Hellebore Niger


I live in the Junction Toronto. I have 2 hellebore niger, one planted in the front of the house facing west, the other planted in a raised bed in the back also facing west. These were transplanted from our country house 6 years ago. The one in the raised bed did not bloom at all this year and the one in the front has some blooms but not nearly as well as in the past. What can I do to help them along?


Your plants already have remarkably sturdy green foliage, with no brown or desiccated leaves visible. Of course, you may have removed those earlier this spring.

However, since Helleborus niger is one of the very earliest to bloom (often called the Christmas rose), you indeed should have seen buds, at least, on all the plants.

Hellebores need very organic rich, moist (but never soggy), well-drained soil. If you haven’t added good compost for some time, the beds may be nutritionally depleted, which would impact the plant’s ability to generate flowers. You should be mulching with well-rotted compost or manure, a layer now, and another in the fall, when the plants are preparing their flower buds.

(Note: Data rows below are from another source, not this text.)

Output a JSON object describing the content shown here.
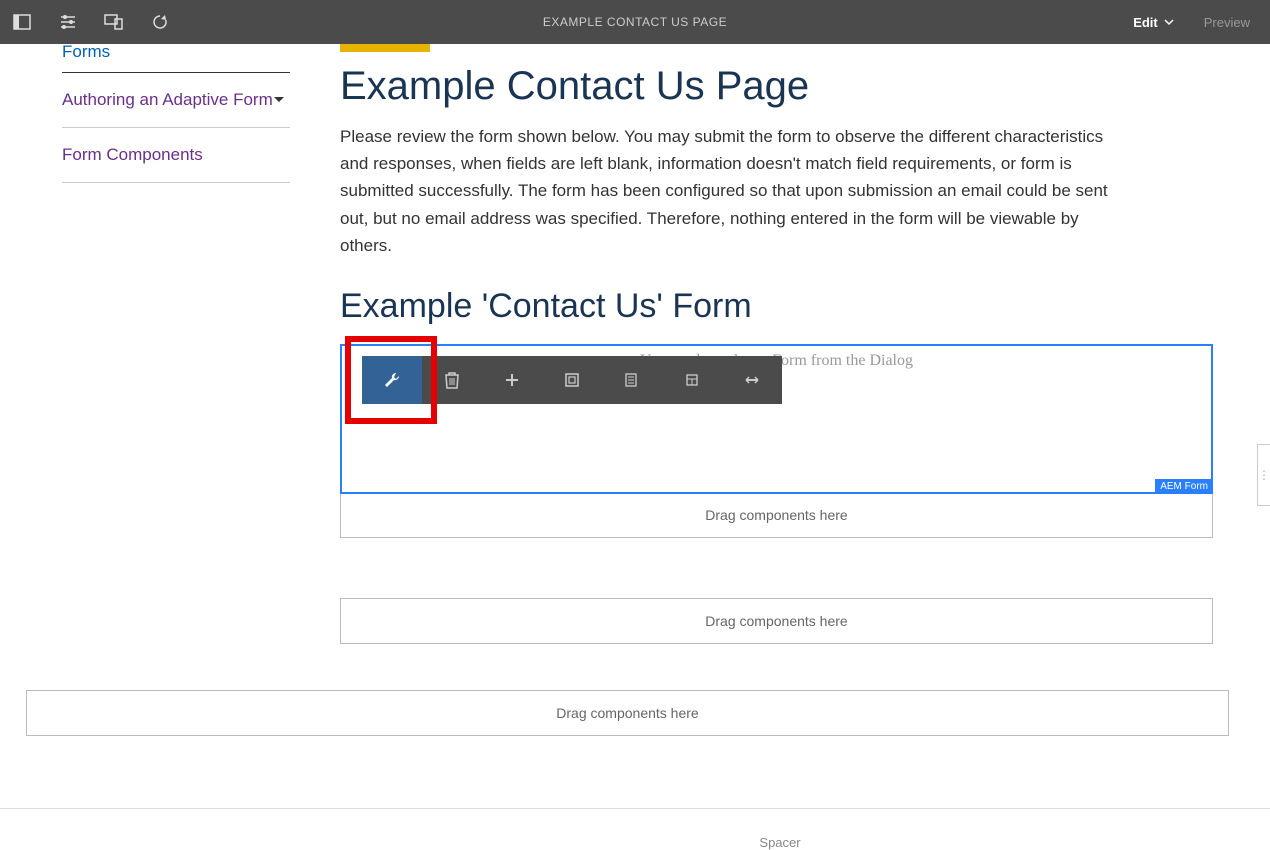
{
  "toolbar": {
    "title": "EXAMPLE CONTACT US PAGE",
    "edit_label": "Edit",
    "preview_label": "Preview"
  },
  "sidebar": {
    "title": "Forms",
    "items": [
      {
        "label": "Authoring an Adaptive Form"
      },
      {
        "label": "Form Components"
      }
    ]
  },
  "main": {
    "heading": "Example Contact Us Page",
    "desc": "Please review the form shown below. You may submit the form to observe the different characteristics and responses, when fields are left blank, information doesn't match field requirements, or form is submitted successfully. The form has been configured so that upon submission an email could be sent out, but no email address was specified. Therefore, nothing entered in the form will be viewable by others.",
    "subheading": "Example 'Contact Us' Form",
    "form_placeholder_text": "You need to select a Form from the Dialog",
    "aem_badge": "AEM Form",
    "drop_label": "Drag components here",
    "footer_label": "Spacer"
  },
  "editor_toolbar": {
    "icons": [
      "wrench-icon",
      "delete-icon",
      "add-icon",
      "group-icon",
      "copy-icon",
      "layout-icon",
      "expand-icon"
    ]
  }
}
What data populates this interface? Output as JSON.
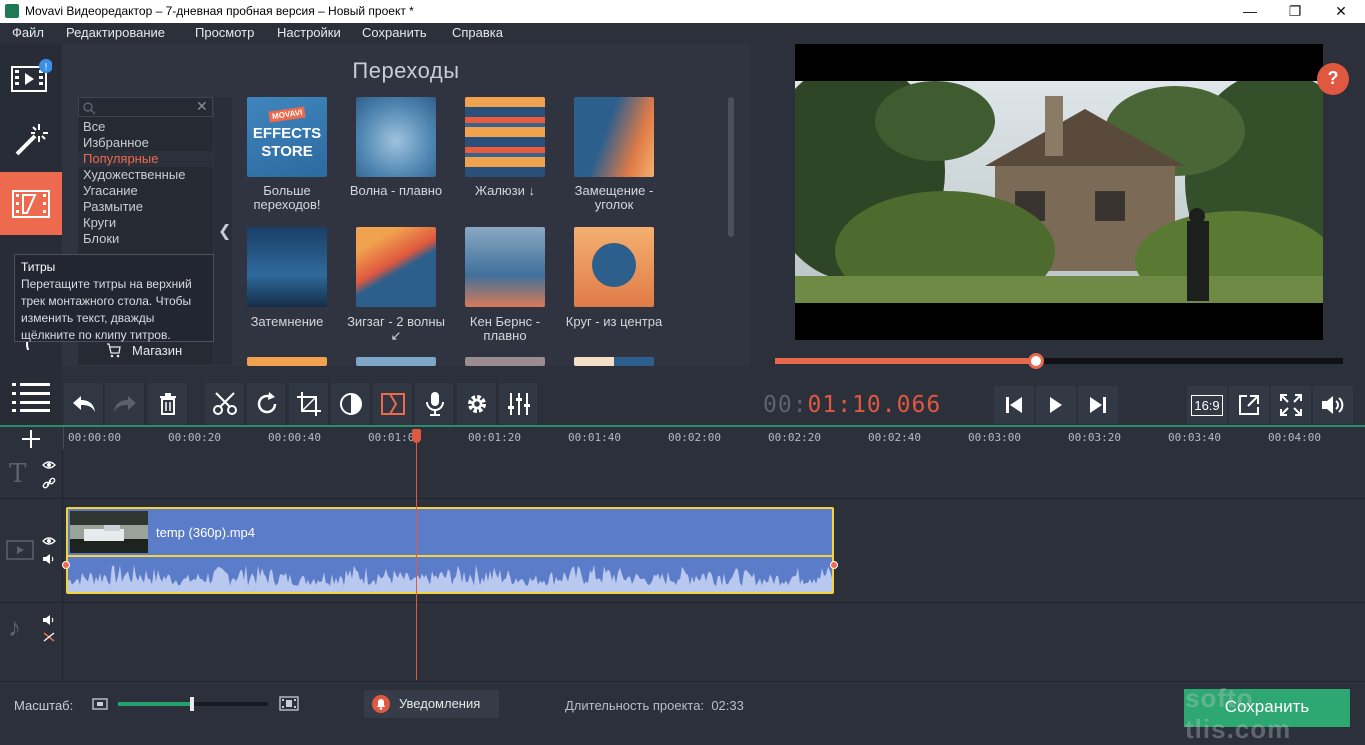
{
  "window": {
    "title": "Movavi Видеоредактор – 7-дневная пробная версия – Новый проект *",
    "controls": [
      "minimize",
      "maximize",
      "close"
    ]
  },
  "menu": [
    "Файл",
    "Редактирование",
    "Просмотр",
    "Настройки",
    "Сохранить",
    "Справка"
  ],
  "sidebar": {
    "items": [
      {
        "name": "import-media",
        "icon": "film-import-icon",
        "badge": "!"
      },
      {
        "name": "filters",
        "icon": "magic-wand-icon"
      },
      {
        "name": "transitions",
        "icon": "transition-icon",
        "active": true
      },
      {
        "name": "titles",
        "icon": "titles-icon"
      },
      {
        "name": "stickers",
        "icon": "stickers-icon"
      },
      {
        "name": "more",
        "icon": "list-icon"
      }
    ]
  },
  "tooltip": {
    "title": "Титры",
    "text": "Перетащите титры на верхний трек монтажного стола. Чтобы изменить текст, дважды щёлкните по клипу титров."
  },
  "transitions_panel": {
    "title": "Переходы",
    "search_placeholder": "",
    "categories": [
      "Все",
      "Избранное",
      "Популярные",
      "Художественные",
      "Угасание",
      "Размытие",
      "Круги",
      "Блоки"
    ],
    "selected_category": "Популярные",
    "store_label": "Магазин",
    "store_tile": {
      "line1": "MOVAVI",
      "line2": "EFFECTS",
      "line3": "STORE"
    },
    "tiles": [
      {
        "label": "Больше переходов!"
      },
      {
        "label": "Волна - плавно"
      },
      {
        "label": "Жалюзи ↓"
      },
      {
        "label": "Замещение - уголок"
      },
      {
        "label": "Затемнение"
      },
      {
        "label": "Зигзаг - 2 волны ↙"
      },
      {
        "label": "Кен Бернс - плавно"
      },
      {
        "label": "Круг - из центра"
      }
    ]
  },
  "player": {
    "help": "?",
    "progress": 0.459,
    "timecode_dim": "00:",
    "timecode_main": "01:10.066",
    "aspect": "16:9"
  },
  "timeline": {
    "ticks": [
      "00:00:00",
      "00:00:20",
      "00:00:40",
      "00:01:00",
      "00:01:20",
      "00:01:40",
      "00:02:00",
      "00:02:20",
      "00:02:40",
      "00:03:00",
      "00:03:20",
      "00:03:40",
      "00:04:00"
    ],
    "clip_name": "temp (360p).mp4"
  },
  "status": {
    "zoom_label": "Масштаб:",
    "zoom_level": 0.48,
    "notifications": "Уведомления",
    "duration_label": "Длительность проекта:",
    "duration_value": "02:33",
    "save": "Сохранить",
    "watermark": "softo tlis.com"
  },
  "colors": {
    "accent": "#ee6a4e",
    "save": "#2ea873",
    "clip": "#5b7cc8",
    "clip_border": "#f4d23b"
  }
}
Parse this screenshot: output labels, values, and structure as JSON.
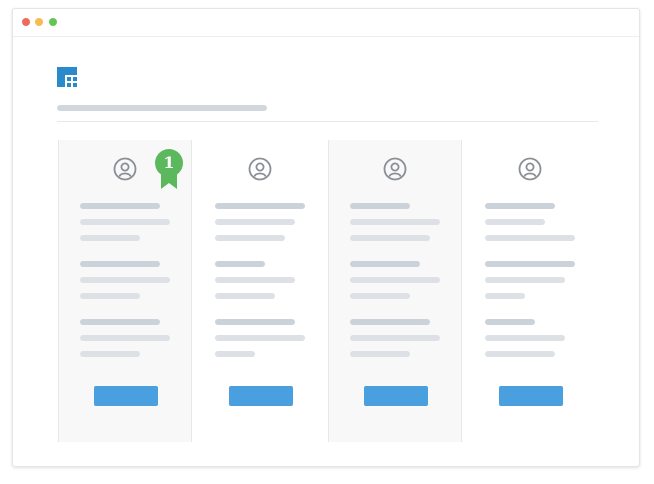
{
  "window": {
    "controls": [
      {
        "name": "close",
        "color": "#ee6a5e"
      },
      {
        "name": "minimize",
        "color": "#f5bd4f"
      },
      {
        "name": "maximize",
        "color": "#62c554"
      }
    ]
  },
  "logo": {
    "icon": "grid-logo-icon",
    "color": "#2a8acb"
  },
  "colors": {
    "accent": "#4a9fdf",
    "badge": "#5cb85c",
    "avatar": "#8a8f95"
  },
  "plans": [
    {
      "icon": "user-icon",
      "highlighted": true,
      "badge": "1"
    },
    {
      "icon": "user-icon",
      "highlighted": false
    },
    {
      "icon": "user-icon",
      "highlighted": true
    },
    {
      "icon": "user-icon",
      "highlighted": false
    }
  ]
}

Those luscious leaves may indicate that the bed has received an overdose of nitrogen-rich fertilizer, which promotes lots of foliage but inhibits flowering. If you have been applying such a commercial fertilizer, stop doing so, and only use compost or manure as described above.

Since this plant forms its buds in the fall for very early spring flowering, you have a good chance to improve the nutrition balance and improve next spring’s flower display.

On a final note, your plants have been in place for 6 years and did bloom previously, so in addition to nutrition concerns, I wonder what other conditions may have changed.

Is there a lot more winter sunlight for some reason? Removal or limbing up of trees, for example? This hellebore does not like bright winter sun and really needs at least significant dappled shade all year.

Good luck improving the soil for your plants and look forward to a flower bounty next spring.